大阪都構想が住民投票で否決された。私はずっと関東に住んでいて、ほとんど大阪には関係がないので、ずっと実感がわかなかったのだが、さすがに実際に住民投票が行われ、結果が出たことで、自分なりの意見をもつ必要を感じた。しかし、この住民投票は、いかにも不可思議な現象だ。まず公明党は国政では自民党と組んだ与党なのに、大阪では自民党と対立し、維新の会と組んだ。しかし、大阪では維新の会が与党だということだ。つまり、公明党とは、権力のほうばかり向いた政党になってしまったということなのか。しかし、山口代表が乗り込んで、盛んに賛成演説をしていったのに、あの無類の組織政党であるはずの公明党支持者の半分は、反対したという。また、最も強力な反対政党が、自民党と共産党だというのも、極めて珍しい現象だ。
この間、当然テレビでも盛んに解説していたが、いまいちわからないことが多い。大阪に住んでいれば、生の資料を入手できるから、具体的な争点かわかるのだろうが、メディアでの報道で知る限りは、行政の二重性をなくせるので、いいのだというが、それがどのような二重性で、どのように解消されるのか、丁寧に解説してくれるメディアがあまりないので、表面的なことしかわからないのだ。
それで、ネットでわかるような資料をいくつか読んでみたが、まず驚いたのは、最初の構想から、かなりの紆余曲折があって、当初橋本知事が提起したことと、昨日住民投票にかけられた案とは、同じ大阪都構想と呼べるものではない、それほど違っていることが改めてわかった。当初は堺市などが対象に入っていて、堺市と揉めているなどというニュースがあったわけだが、当初はかなり広範な市をまたいだ都構想だったが、結局、大阪市だけが対象となった。いくつもの市が否定して構想から脱落し、大阪市だけで、大阪が都になるというのも妙な話だ。

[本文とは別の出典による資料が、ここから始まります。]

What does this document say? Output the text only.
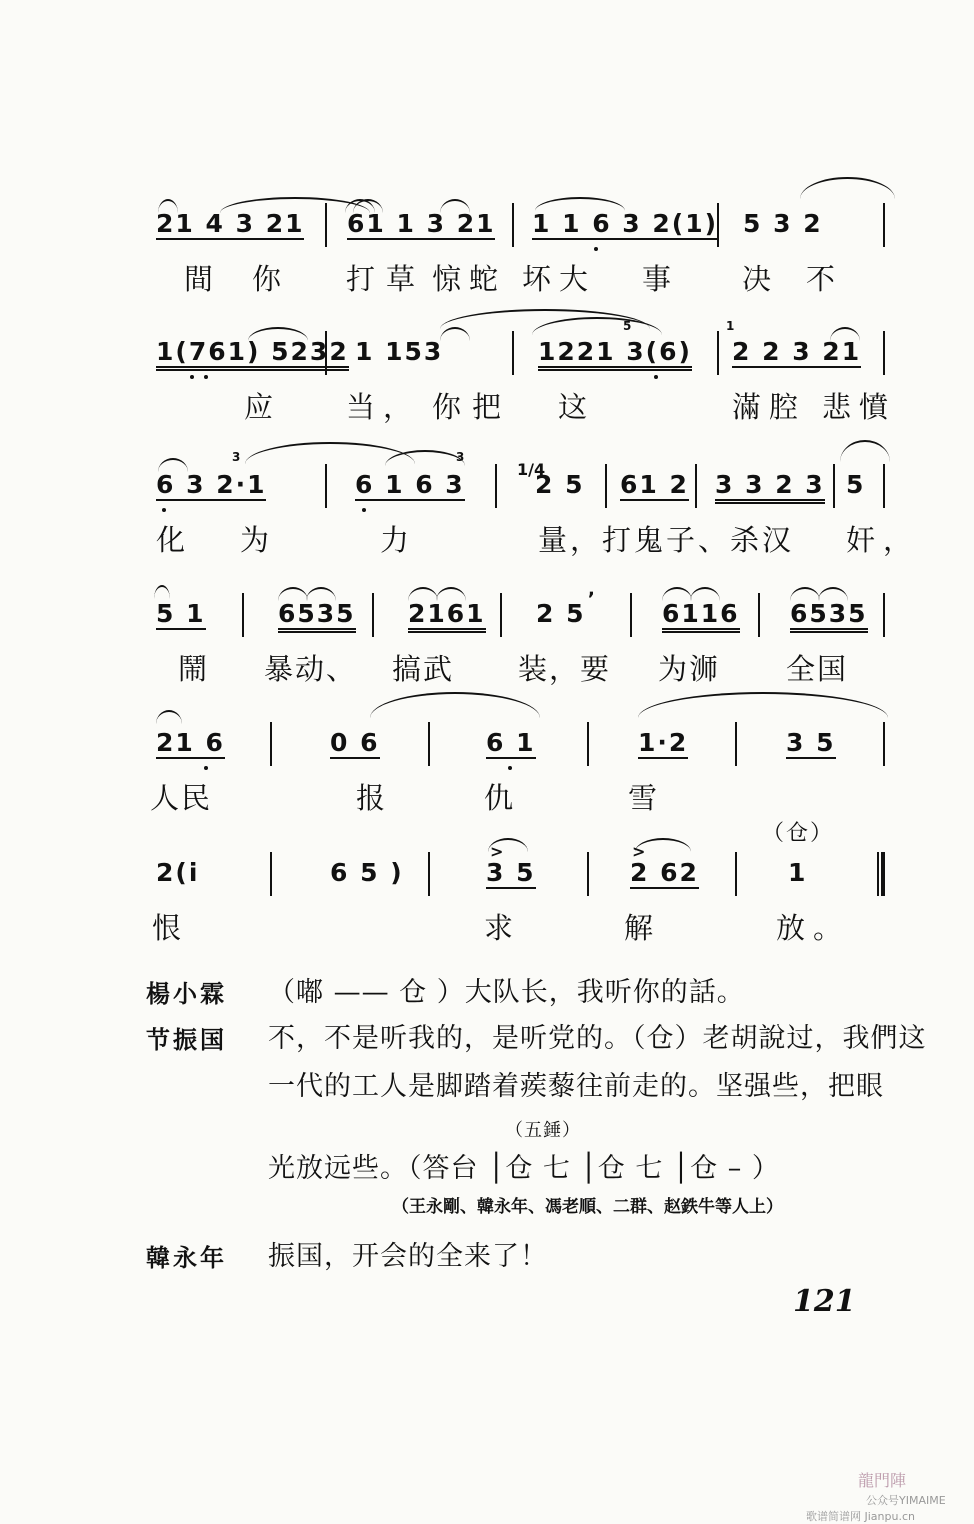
21 4 3 21 61 1 3 21 1 1 6 3 2(1) 5 3 2
間 你 打 草 惊蛇 坏大 事 决 不
5	1
1(761) 5232 1 153	1221 3(6) 2 2 3 21
应 当， 你 把 这	滿腔 悲憤
3	3
6 3 2·1	6 1 6 3
1/4
2 5 61 2 3 3 2 3 5
化 为	力	量，打鬼子、杀汉 奸，
,
5 1	6535 2161 2 5	6116 6535
鬧 暴动、 搞武 装，要 为浉 全国
21 6	0 6	6 1	1·2	3 5
人民	报	仇	雪
（仓）
>	>
2(i	6 5 )	3 5	2 62	1
恨	求	解	放。
楊小霖 （嘟 —— 仓 ）大队长，我听你的話。
节振国 不，不是听我的，是听党的。（仓）老胡說过，我們这
一代的工人是脚踏着蒺藜往前走的。坚强些，把眼
（五錘）
光放远些。（答台 │仓 七 │仓 七 │仓 – ）
（王永剛、韓永年、馮老順、二群、赵鉄牛等人上）
韓永年 振国，开会的全来了！
121
龍門陣
公众号YIMAIME
歌谱简谱网 Jianpu.cn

私は、成人年齢くらいまでは、東京の世田谷区に住んでいたので、「特別区」にいたわけだが、実は、その特別区自体が、制度的に重要な変遷があった。私が住んでいたときには、区長の選挙はなかったが、出たあと区長選挙が行われるようになった。住んでいたときには、あまり自覚がなく、自覚が出てくるような年齢になったときには、住んでいなかったので、区と市はどう違うのかということにも、あまり知識がなかった。調べてみると、要するに特別区というのは、通常の市よりもずっと権限が小さいのだ。権限が小さいことが、ただちによくないとはいえないが、可能なことが少ないわけだから、自治という点では弱いことになる。そもそも、東京市が特別区に再編されたのは、東京府が東京都になって、市の権限を吸い上げ、より強い権限を都としてもつためだったわけだから、当然のことだろう。そうすると、大阪都構想も、大阪市の権限を大阪府に吸い上げる目的だったのだと考えられる。大阪市民としては、反対しても自然なわけだ。地方自治という観点から考えれば、むしろ、東京都の特別区を市にするほうが、その趣旨にあうのではないかとも思えてきた。特別区は、市への移管という要求はなかったのだろうか。そう思って調べてみると、やはり、あった。「東京23区、「区」の廃止表明で「市」への脱却目指す・・・東京都、財源と権限を収奪し弊害」というBusiness Journal2019.4.21(小川裕夫)だ。通常の市に認められている財源や権限を、特別区は縮小されており、それは都が収奪しているので、いくつもの区が市への脱却をめざしているという記事だ。やはり、そうした動きがあったのだと理解した。
大阪都構想は、また、多くの市が拡大して、政令指定都市をめざす動きとも逆行していたことも、私には不思議だった。もっとも、市町村合併が本当にいいことなのかは、かなり疑問なので、市の拡大や、政令指定都市化には、あまり共感できないのだが、だからといって、本来の市がもっている権限を縮小して、特別区にするのは、地方自治の理念に反しているように思われた。
また、松井大阪府知事と吉村大阪市長が、役割を交換して、ダブル選挙をするという、いかに策略的な方策をとったことも、不信を醸成したと私には思われる。
私としても、これから勉強しなければならないように感じているが、道州制にして、都道府県は廃止、市はあまり大きくならず、適正規模以下におさめるような構成がいいのではないかと漠然と思っている。